The new study, in The American Journal of Psychiatry today, compared 45 obsessive compulsive adults, including 12 hoarders, with 17 healthy participants. Compulsive hoarders, compared with people with other compulsive symptoms, had decreased activity in the anterior cingulate, a brain structure involved in decision making and problem solving.

The hoarders also showed less activation than the healthy subjects in the posterior cingulate, an area involved in spatial orientation, memory and emotion..

The findings, said Dr. Dennis L. Murphy of the National Institute of Mental Health, who was not involved with the study, are the first step toward defining "hoarding as not just a phenomenon, but as something that might have a different basis in brain activity."

Dr. Saxena said the study might explain why hoarders are so attached to their possessions. Deciding what to keep and what to discard is often a struggle. They are tormented by fears of throwing out items that may be needed one day. Often, the objects are kept in the open, stacked to the ceiling in the living room, the kitchen or even on the bed, Dr. Saxena said. That may result from the lower activity levels in brain regions that govern memory and spatial orientation.

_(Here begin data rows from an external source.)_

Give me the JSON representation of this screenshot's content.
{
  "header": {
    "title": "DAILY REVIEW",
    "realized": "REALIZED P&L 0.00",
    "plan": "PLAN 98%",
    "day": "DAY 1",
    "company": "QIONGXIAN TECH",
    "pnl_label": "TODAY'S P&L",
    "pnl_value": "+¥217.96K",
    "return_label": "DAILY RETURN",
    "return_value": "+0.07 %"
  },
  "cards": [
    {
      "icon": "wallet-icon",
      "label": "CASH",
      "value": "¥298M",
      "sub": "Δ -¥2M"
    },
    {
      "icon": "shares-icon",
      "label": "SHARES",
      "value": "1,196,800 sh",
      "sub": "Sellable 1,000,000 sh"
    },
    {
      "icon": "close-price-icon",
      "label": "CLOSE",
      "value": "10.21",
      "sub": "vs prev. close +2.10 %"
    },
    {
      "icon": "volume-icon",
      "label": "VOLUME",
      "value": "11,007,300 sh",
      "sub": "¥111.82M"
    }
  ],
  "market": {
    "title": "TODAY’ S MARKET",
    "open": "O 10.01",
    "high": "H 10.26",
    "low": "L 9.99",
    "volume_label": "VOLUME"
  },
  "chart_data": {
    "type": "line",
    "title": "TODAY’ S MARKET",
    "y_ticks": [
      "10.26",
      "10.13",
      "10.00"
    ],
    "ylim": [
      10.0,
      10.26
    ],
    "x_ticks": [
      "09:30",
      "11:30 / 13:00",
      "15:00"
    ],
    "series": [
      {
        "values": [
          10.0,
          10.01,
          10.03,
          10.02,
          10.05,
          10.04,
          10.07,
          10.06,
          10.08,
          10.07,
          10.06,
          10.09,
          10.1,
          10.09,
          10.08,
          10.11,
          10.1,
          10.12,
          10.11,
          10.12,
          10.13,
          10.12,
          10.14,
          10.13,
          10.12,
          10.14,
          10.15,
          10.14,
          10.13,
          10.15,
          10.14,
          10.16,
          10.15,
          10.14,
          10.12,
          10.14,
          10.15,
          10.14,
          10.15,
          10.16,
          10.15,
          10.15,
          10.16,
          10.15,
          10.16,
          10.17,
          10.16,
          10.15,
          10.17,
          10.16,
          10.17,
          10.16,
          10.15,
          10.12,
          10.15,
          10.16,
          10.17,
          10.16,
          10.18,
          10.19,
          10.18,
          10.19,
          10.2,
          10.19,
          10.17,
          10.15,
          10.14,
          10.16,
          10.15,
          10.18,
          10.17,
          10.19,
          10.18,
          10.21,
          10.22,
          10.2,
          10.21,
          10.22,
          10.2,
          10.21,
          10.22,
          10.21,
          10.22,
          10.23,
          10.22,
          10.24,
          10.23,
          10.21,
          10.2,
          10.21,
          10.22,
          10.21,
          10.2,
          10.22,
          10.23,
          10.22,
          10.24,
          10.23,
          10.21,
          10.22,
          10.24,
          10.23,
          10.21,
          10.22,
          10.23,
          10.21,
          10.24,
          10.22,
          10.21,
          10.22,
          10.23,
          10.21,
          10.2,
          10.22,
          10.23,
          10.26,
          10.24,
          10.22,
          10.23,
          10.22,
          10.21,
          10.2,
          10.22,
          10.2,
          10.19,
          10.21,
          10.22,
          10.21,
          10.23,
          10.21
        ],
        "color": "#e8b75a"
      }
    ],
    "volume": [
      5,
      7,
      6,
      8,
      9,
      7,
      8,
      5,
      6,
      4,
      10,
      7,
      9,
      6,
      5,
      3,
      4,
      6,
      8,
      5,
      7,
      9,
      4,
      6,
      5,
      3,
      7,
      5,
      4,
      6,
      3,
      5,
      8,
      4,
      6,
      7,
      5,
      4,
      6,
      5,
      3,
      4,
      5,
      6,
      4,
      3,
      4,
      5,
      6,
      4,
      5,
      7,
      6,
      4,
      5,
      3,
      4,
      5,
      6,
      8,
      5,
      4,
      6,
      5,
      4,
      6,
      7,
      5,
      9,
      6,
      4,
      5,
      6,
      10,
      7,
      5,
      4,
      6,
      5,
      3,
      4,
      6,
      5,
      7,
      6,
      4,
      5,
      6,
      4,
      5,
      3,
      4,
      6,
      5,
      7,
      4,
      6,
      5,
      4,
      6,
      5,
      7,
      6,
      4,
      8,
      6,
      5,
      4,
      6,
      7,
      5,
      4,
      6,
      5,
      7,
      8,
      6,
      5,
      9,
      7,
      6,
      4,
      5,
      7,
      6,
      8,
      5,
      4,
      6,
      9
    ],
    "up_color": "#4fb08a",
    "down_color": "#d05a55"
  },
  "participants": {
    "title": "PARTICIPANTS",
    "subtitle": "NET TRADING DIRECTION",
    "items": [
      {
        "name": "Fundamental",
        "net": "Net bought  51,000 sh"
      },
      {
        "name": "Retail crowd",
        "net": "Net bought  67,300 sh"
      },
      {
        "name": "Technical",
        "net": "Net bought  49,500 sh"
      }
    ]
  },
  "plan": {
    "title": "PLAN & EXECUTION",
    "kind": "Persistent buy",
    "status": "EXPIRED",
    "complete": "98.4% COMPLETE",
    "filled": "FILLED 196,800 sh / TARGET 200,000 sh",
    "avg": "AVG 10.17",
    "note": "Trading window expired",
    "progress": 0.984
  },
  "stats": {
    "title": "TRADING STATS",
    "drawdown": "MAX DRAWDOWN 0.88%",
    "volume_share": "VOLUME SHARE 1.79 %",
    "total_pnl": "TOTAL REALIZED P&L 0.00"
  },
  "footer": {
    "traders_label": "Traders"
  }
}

"It may have to do with the difficulty they have in their visual spatial processing," he said. "And they may have some trouble remembering where things are and feel that they need to have them in sight."

Hoarders rarely respond to serotonin enhancers like Prozac, Luvox or other standard drugs used to treat obsessive compulsive disorder. The researchers said they were looking into the effectiveness of newer drugs, including one that can increase activity in the anterior cingulate.